Fair.  I will leave that to the reuse check.

>> +
>> +mode == "directory" { next }
> 
> Getting a directory from git ls-files would be sufficiently unexpected
> that I don't think we should treat it any differently from an
> unrecognized mode.

Will fix.

>> +
>> +filename ~ /^image\/etc\/s6-rc\// {
>> +	if (mode != "regular") {
>> +		fail("s6-rc-compile input '" filename "' isn't a regular file");
>> +	}
>> +	rc_count += 1;
>> +	rc_files[rc_count] = filename;
> 
> rc_files[rc_count++]
> 
> (will make it 0-indexed though so update the loops too)

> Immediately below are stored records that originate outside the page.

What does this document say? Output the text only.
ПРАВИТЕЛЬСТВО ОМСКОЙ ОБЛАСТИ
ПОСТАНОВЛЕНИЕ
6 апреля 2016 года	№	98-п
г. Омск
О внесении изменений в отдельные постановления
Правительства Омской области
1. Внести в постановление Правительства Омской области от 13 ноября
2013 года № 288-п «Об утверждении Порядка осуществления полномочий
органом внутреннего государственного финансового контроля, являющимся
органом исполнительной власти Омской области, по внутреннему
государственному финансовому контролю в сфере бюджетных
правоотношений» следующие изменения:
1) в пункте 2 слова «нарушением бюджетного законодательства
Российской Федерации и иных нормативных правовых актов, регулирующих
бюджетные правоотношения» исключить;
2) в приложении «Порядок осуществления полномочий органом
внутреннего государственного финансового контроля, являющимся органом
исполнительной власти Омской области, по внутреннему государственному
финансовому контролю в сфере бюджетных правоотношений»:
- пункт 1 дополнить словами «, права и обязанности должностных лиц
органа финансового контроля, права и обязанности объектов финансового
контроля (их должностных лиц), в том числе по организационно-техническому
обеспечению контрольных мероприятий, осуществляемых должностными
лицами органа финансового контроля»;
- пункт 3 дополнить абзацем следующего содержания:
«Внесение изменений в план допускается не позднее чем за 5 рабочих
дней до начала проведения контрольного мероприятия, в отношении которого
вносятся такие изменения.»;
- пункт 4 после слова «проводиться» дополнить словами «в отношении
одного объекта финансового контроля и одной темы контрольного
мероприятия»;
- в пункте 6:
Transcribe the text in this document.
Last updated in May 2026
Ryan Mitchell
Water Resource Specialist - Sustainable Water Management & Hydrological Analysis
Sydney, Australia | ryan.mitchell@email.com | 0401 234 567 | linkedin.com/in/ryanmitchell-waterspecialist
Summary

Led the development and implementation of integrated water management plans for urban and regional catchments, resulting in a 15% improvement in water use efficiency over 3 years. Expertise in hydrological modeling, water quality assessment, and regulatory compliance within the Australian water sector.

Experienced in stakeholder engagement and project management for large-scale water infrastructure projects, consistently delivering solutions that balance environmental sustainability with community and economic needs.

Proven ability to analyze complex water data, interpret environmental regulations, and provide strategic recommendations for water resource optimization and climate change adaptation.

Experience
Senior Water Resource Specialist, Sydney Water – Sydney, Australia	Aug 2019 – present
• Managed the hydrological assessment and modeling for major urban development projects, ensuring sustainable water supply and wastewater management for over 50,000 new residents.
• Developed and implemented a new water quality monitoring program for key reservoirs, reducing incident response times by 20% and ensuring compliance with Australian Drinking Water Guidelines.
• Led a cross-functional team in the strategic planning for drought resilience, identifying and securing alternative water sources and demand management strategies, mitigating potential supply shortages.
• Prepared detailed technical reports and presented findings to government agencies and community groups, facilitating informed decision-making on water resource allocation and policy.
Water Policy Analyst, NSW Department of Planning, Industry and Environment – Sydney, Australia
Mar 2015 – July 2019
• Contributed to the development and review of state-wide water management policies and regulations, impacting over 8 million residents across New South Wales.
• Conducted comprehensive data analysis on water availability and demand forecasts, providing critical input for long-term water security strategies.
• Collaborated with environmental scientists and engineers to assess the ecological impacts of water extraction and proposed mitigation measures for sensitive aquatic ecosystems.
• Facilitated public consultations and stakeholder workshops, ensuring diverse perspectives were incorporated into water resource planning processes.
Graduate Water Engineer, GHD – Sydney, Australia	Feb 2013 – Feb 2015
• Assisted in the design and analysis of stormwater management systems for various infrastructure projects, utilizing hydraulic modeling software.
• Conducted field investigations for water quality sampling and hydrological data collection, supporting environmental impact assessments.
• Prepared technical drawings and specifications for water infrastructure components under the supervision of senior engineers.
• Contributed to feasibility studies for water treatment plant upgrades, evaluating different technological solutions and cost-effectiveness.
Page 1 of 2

I think this might break without explicit variable initialization.

>> +	next;
>> +}
>> +
>> +mode == "symlink" {
>> +	symlink_count += 1;
>> +	symlinks[symlink_count] = filename;
>> +	next;
>> +}
>> +
>> +mode == "regular" {
>> +	file_count += 1;
>> +	files[file_count] = filename;
>> +	next;
>> +}
>> +
>> +{ fail("File '" filename "' is not regular file, directory, or symlink (mode " raw_mode ")"); }
>> +
>> +END {
>> +	if (exit_code) {
>> +		exit exit_code;
>> +	}
>> +	if (!done) {
>> +		fail("Did not receive DONE line", 1);
>> +	}
>> +	printf ("# SPDX-License-Identifier: CC0-1.0\n" \
>> +	       "# SPDX-FileCopyrightText: 2025 Demi Marie Obenour <demiobenour@gmail.com>\n" \
> 
> Okay, so, it's silly that this needs to have a copyright header on it at
> all, but since we have to have one to make reuse happy, I think it
> should be mine from 2021, because the comment about links is the closest
> thing to creative expression in here.

Will fix.

>> +	       "# Generated by scripts/genfile.sh.  Any changes will be overwritten.\n" \
>> +	       "FILES ::=") > out_file;
> 
> I note the change to ::=.  Do you think we should do that across the
> board in our Makefiles?

POSIX specifies ::= and it has better semantics in most cases, but I don't
know if the BSD makes implement it.  ::= causes the RHS to be expanded immediately,
so subsequent changes in variables referenced by it do not affect the LHS.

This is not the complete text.